Here’s an example of how to define a simple CNN architecture:
class CNN(nn.Module):
def __init__(self):
super(CNN, self).__init__()
self.conv1 = nn.Conv2d(1, 32, kernel_size=5) # First convolutional layer
self.pool = nn.MaxPool2d(kernel_size=2) # Pooling layer
self.fc1 = nn.Linear(32 * 12 * 12, 128) # Fully connected layer
def forward(self, x):
x = self.pool(F.relu(self.conv1(x))) # Apply conv and activation
x = x.view(-1, 32 * 12 * 12) # Flatten
x = F.relu(self.fc1(x)) # Fully connected layer with activation
return x
Implementing the LeNet5 Architecture for MNIST
The LeNet5 model, developed specifically for digit recognition, uses multiple convolutional layers. Here’s how to implement it in PyTorch:
class LeNet5(nn.Module):
def __init__(self):
super(LeNet5, self).__init__()
self.conv1 = nn.Conv2d(1, 6, kernel_size=5, stride=1, padding=2)
self.act1 = nn.Tanh()
self.pool1 = nn.AvgPool2d(kernel_size=2, stride=2)
self.conv2 = nn.Conv2d(6, 16, kernel_size=5, stride=1, padding=0)
self.act2 = nn.Tanh()
self.pool2 = nn.AvgPool2d(kernel_size=2, stride=2)
self.conv3 = nn.Conv2d(16, 120, kernel_size=5, stride=1, padding=0)
self.act3 = nn.Tanh()
self.flat = nn.Flatten()
self.fc1 = nn.Linear(1 * 1 * 120, 84)
self.act4 = nn.Tanh()
self.fc2 = nn.Linear(84, 10)
def forward(self, x):
x = self.act1(self.conv1(x))
x = self.pool1(x)
x = self.act2(self.conv2(x))
x = self.pool2(x)
x = self.act3(self.conv3(x))
x = self.act4(self.fc1(self.flat(x)))
x = self.fc2(x)
return x
Training the Model
Train the model using a DataLoader to efficiently manage batching. Set the loss function and optimizer before beginning the training loop:
# Set up DataLoaders for training and testing
train_loader = DataLoader(train_set, batch_size=64, shuffle=True)
test_loader = DataLoader(test_set, batch_size=64, shuffle=False)
model = LeNet5()
optimizer = optim.Adam(model.parameters(), lr=0.001)
criterion = nn.CrossEntropyLoss() # Appropriate for multi-class classification
for epoch in range(10): # Train for 10 epochs
model.train()
for inputs, labels in train_loader:
optimizer.zero_grad()
outputs = model(inputs)
loss = criterion(outputs, labels)
loss.backward()
optimizer.step()
# Validation
model.eval()
correct = 0
total = 0
with torch.no_grad():
for inputs, labels in test_loader:
outputs = model(inputs)
predicted = torch.argmax(outputs, 1)
total += labels.size(0)
correct += (predicted == labels).sum().item()
accuracy = 100 * correct / total
print(f'Epoch [{epoch + 1}/10]: Accuracy: {accuracy:.2f}%')
Summary
In this tutorial, you learned how to implement the LeNet5 model for handwritten digit recognition using the MNIST dataset in PyTorch.

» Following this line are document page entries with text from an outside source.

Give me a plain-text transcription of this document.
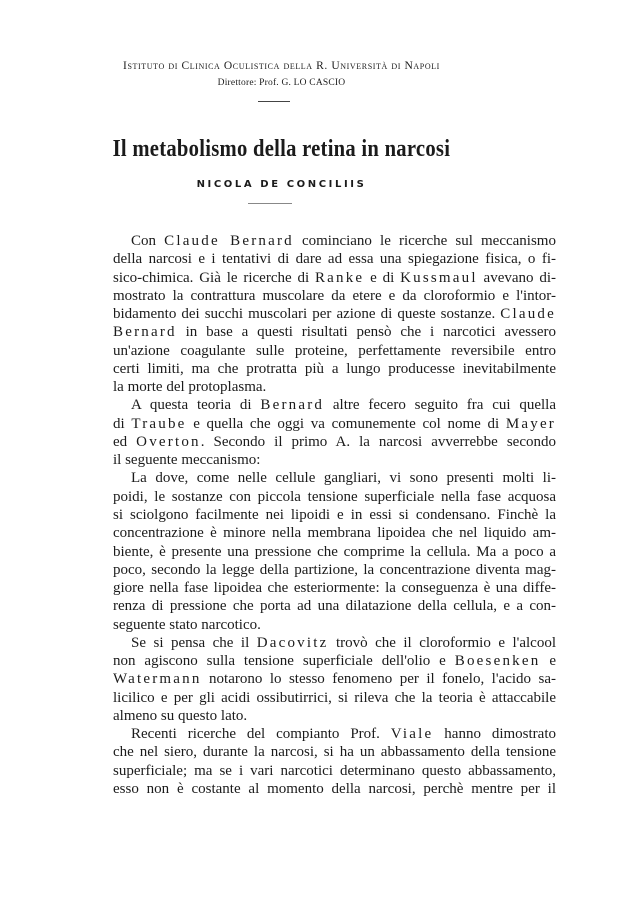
Istituto di Clinica Oculistica della R. Università di Napoli
Direttore: Prof. G. LO CASCIO
Il metabolismo della retina in narcosi
NICOLA DE CONCILIIS
Con Claude Bernard cominciano le ricerche sul meccanismo
della narcosi e i tentativi di dare ad essa una spiegazione fisica, o fi-
sico-chimica. Già le ricerche di Ranke e di Kussmaul avevano di-
mostrato la contrattura muscolare da etere e da cloroformio e l'intor-
bidamento dei succhi muscolari per azione di queste sostanze. Claude
Bernard in base a questi risultati pensò che i narcotici avessero
un'azione coagulante sulle proteine, perfettamente reversibile entro
certi limiti, ma che protratta più a lungo producesse inevitabilmente
la morte del protoplasma.
A questa teoria di Bernard altre fecero seguito fra cui quella
di Traube e quella che oggi va comunemente col nome di Mayer
ed Overton. Secondo il primo A. la narcosi avverrebbe secondo
il seguente meccanismo:
La dove, come nelle cellule gangliari, vi sono presenti molti li-
poidi, le sostanze con piccola tensione superficiale nella fase acquosa
si sciolgono facilmente nei lipoidi e in essi si condensano. Finchè la
concentrazione è minore nella membrana lipoidea che nel liquido am-
biente, è presente una pressione che comprime la cellula. Ma a poco a
poco, secondo la legge della partizione, la concentrazione diventa mag-
giore nella fase lipoidea che esteriormente: la conseguenza è una diffe-
renza di pressione che porta ad una dilatazione della cellula, e a con-
seguente stato narcotico.
Se si pensa che il Dacovitz trovò che il cloroformio e l'alcool
non agiscono sulla tensione superficiale dell'olio e Boesenken e
Watermann notarono lo stesso fenomeno per il fonelo, l'acido sa-
licilico e per gli acidi ossibutirrici, si rileva che la teoria è attaccabile
almeno su questo lato.
Recenti ricerche del compianto Prof. Viale hanno dimostrato
che nel siero, durante la narcosi, si ha un abbassamento della tensione
superficiale; ma se i vari narcotici determinano questo abbassamento,
esso non è costante al momento della narcosi, perchè mentre per il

You covered:
- How to load the MNIST dataset using torchvision.
- How to develop and evaluate a baseline neural network model.
- How to implement and run a convolutional neural network for image classification.
Armed with this knowledge, you can now delve deeper into deep learning projects and explore the possibilities of building more advanced models using PyTorch.